Yang dimaksud memelihara diri dan keluarga agar tidak terjatuh ke dalam api neraka, khususnya kepada anak, diantaranya kata Nabi, yaitu : “ Tiada pemberian orangtua kepada anaknya yang lebih utama, selain mendidiknya dengan akhlak dan peradaban serta sopan santun yang sangat baik” (HR. Tirmidzi).

Dan lebih tegas lagi pada riwayat lain, diajarkan sopan santun sejak usia dini “Perintahkanlah anak-anakmu mengerjakan salat sejak usia 7 tahun dan pukullah di usia 1O tahun jika masih enggan mengerjakannya, pisahlah tempat tidurnya setelah usia remaja dan janganlah diberi makan, kecuali makanan yang halal” (HR.Abu Dawud)

Dari kedua hadis tersebut dipahami bahwa ajaran salat sudah mulai dipraktekkan ketika anak berusia 7 tahun, berarti di usia Balita telah diajarkan cara mandi, wudhu, mengenal Tuhan dan menghafal bacaan-bacaan salat.

Pendidikan pertama terbaik ialah mengikutkan salat bersama orangtua, terutama pada permulaan malam dengan jamaah Magrib dan permulaan siang dengan berjamaah Subuh.Kalau kedua salat ini sukses sejak usia dini, imnsya Alllah salat lain dan akhlak akan diikuti dengan baik.
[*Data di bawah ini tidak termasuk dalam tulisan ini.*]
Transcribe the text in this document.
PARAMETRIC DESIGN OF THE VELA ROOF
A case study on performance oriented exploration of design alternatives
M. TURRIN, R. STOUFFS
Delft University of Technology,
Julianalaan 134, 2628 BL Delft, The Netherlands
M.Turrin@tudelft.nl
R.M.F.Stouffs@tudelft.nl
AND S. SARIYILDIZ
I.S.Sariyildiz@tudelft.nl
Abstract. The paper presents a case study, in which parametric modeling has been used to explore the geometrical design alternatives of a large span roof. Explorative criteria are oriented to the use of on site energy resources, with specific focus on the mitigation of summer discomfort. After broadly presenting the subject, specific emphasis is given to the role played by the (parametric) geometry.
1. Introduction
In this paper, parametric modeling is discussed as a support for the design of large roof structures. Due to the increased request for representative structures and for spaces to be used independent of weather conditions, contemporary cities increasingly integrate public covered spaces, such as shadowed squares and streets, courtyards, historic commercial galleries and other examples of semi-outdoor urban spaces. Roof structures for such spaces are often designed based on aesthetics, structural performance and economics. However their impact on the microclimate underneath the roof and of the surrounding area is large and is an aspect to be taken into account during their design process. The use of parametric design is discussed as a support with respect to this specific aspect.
Insya Allah.

Akhirnya berdasarkan syarahan diatas, maka memberi makanan halal dan bergizi bagi anak sejak usia dini adalah wajib dan kaifiatnya mengkonsumsi sesuai yang disinggung Alquranyang mengandung gizi seperti yang ada pada daging, ikan, telur dan madu. Di negara-negara maju seperti Jepang, pemberian makanan tambahan bagi anak sekolah, apalagi Balita ditanggung sendiri orangtuanya.Tetapi terhadap anak yang orangtuanya kurang mampu, tambahan makanan itu ditanggung dan disubsidi pemerintah. Perlu kita tiru.

Alquran sejalan dengan ajaran kesehatan dan pendidikan, menyetujui perlunya peningkatan gizi bagi anak, dengan syarat halal zatnya dan halal cara memperolehnya.

Marilah kita bersama-sama menangani peningkatkan gizi anak Balita, untuk meningkatkan SDM, sebagai kebutuhan prima dalam pembangunan.